Think about the end cases: there should not be a space
before the first flip nor should there be one after the
last flip. Print "..." at the end to indicate that the the
last run was not actually completed.
In your
solutions document show your output.
Next add code to count the run lengths and print the
run length values immediately following each run as shown
below. Note that the last incomplete run does not have a
length printed. (Later we will remove the printing, but
for now it will allow us to check our results.)
In your solutions document show your output.
Make an array (size 10 for now) and count how many times each run length occurs. (You won't be using index 0 in this array, just indices 1 to 9.)
Also calculate the total number of runs. You will need this to calculate the percentages of each run length.
Finally print a table similar to the example above, except print all indices 1 to 9.
In your solutions document show your output.
Calculate the index of the last non-zero value in your array, and then modify your table printing to only print up to that point (as in the example).
Run this a bunch of times and make sure everything is
correct.
In your solutions document show 1 example output.
Now that it all works correctly, you are going to do
a really big test of 1 billion coin flips.
First modify the printing to get rid of the run
length printing, and to only print the first 50 flips and
their separating spaces.

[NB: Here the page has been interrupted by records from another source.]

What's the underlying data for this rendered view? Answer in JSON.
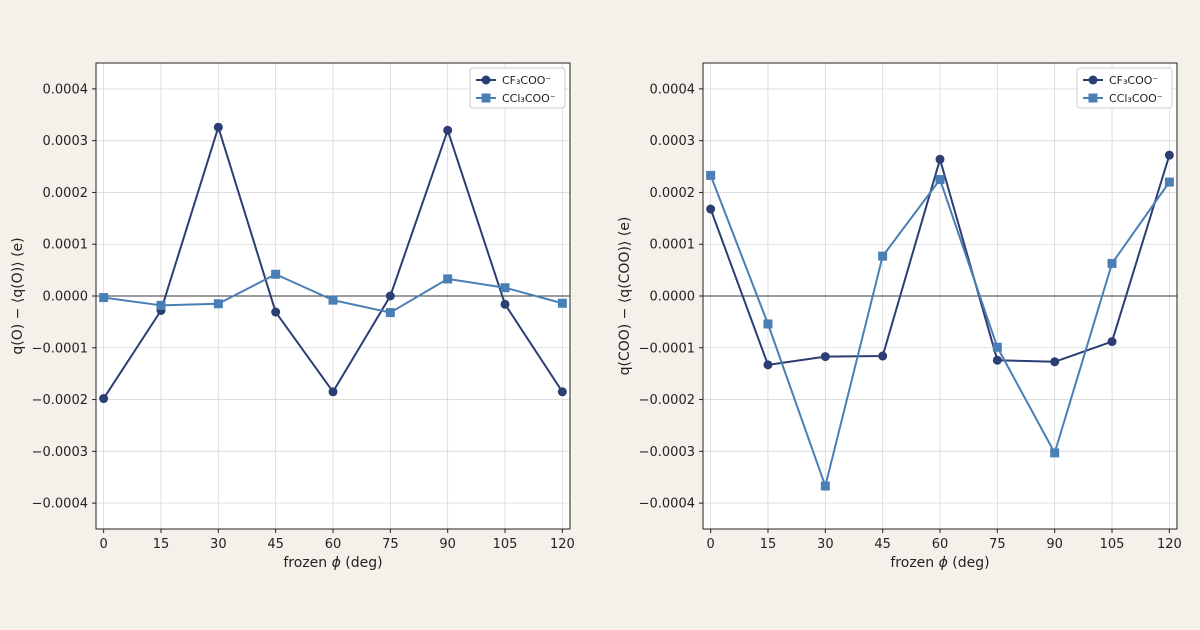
{
  "chart_data": [
    {
      "type": "line",
      "x": [
        0,
        15,
        30,
        45,
        60,
        75,
        90,
        105,
        120
      ],
      "xticks": [
        "0",
        "15",
        "30",
        "45",
        "60",
        "75",
        "90",
        "105",
        "120"
      ],
      "xlabel_prefix": "frozen ",
      "xlabel_symbol": "ϕ",
      "xlabel_suffix": " (deg)",
      "ylabel": "q(O) − ⟨q(O)⟩ (e)",
      "yticks": [
        "−0.0004",
        "−0.0003",
        "−0.0002",
        "−0.0001",
        "0.0000",
        "0.0001",
        "0.0002",
        "0.0003",
        "0.0004"
      ],
      "ytick_values": [
        -0.0004,
        -0.0003,
        -0.0002,
        -0.0001,
        0.0,
        0.0001,
        0.0002,
        0.0003,
        0.0004
      ],
      "xlim": [
        -2,
        122
      ],
      "ylim": [
        -0.00045,
        0.00045
      ],
      "grid": true,
      "zero_line": true,
      "legend": "top-right",
      "series": [
        {
          "name": "CF₃COO⁻",
          "marker": "circle",
          "color": "#2c3e73",
          "values": [
            -0.000198,
            -2.8e-05,
            0.000326,
            -3.1e-05,
            -0.000185,
            0.0,
            0.00032,
            -1.6e-05,
            -0.000185
          ]
        },
        {
          "name": "CCl₃COO⁻",
          "marker": "square",
          "color": "#4a7fb5",
          "values": [
            -3e-06,
            -1.8e-05,
            -1.5e-05,
            4.2e-05,
            -8e-06,
            -3.2e-05,
            3.3e-05,
            1.6e-05,
            -1.4e-05
          ]
        }
      ]
    },
    {
      "type": "line",
      "x": [
        0,
        15,
        30,
        45,
        60,
        75,
        90,
        105,
        120
      ],
      "xticks": [
        "0",
        "15",
        "30",
        "45",
        "60",
        "75",
        "90",
        "105",
        "120"
      ],
      "xlabel_prefix": "frozen ",
      "xlabel_symbol": "ϕ",
      "xlabel_suffix": " (deg)",
      "ylabel": "q(COO) − ⟨q(COO)⟩ (e)",
      "yticks": [
        "−0.0004",
        "−0.0003",
        "−0.0002",
        "−0.0001",
        "0.0000",
        "0.0001",
        "0.0002",
        "0.0003",
        "0.0004"
      ],
      "ytick_values": [
        -0.0004,
        -0.0003,
        -0.0002,
        -0.0001,
        0.0,
        0.0001,
        0.0002,
        0.0003,
        0.0004
      ],
      "xlim": [
        -2,
        122
      ],
      "ylim": [
        -0.00045,
        0.00045
      ],
      "grid": true,
      "zero_line": true,
      "legend": "top-right",
      "series": [
        {
          "name": "CF₃COO⁻",
          "marker": "circle",
          "color": "#2c3e73",
          "values": [
            0.000168,
            -0.000133,
            -0.000117,
            -0.000116,
            0.000264,
            -0.000124,
            -0.000127,
            -8.8e-05,
            0.000272
          ]
        },
        {
          "name": "CCl₃COO⁻",
          "marker": "square",
          "color": "#4a7fb5",
          "values": [
            0.000233,
            -5.4e-05,
            -0.000367,
            7.7e-05,
            0.000225,
            -9.9e-05,
            -0.000303,
            6.3e-05,
            0.00022
          ]
        }
      ]
    }
  ]
}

It should now look like the
example at the top even when there are more then 50 flips.
You will also need a larger array because in a
billion flips there will be some large runs. Try to guess
how long the largest run will be, and make your array a
little larger than what you think you will need. If you
guess too small, you will get an
ArrayIndexOutOfBoundsException. If you guess too large,
you will just waste a little memory.
This took my computer about 10 seconds to run. If yours is a lot slower, look for inefficiencies in your code such as some printing that continued after 50 flips.
Do you notice anything interesting about the run
length percentages?
In your solutions document show your output and your final code.
Turn in your output for each of the 6 parts and your final code.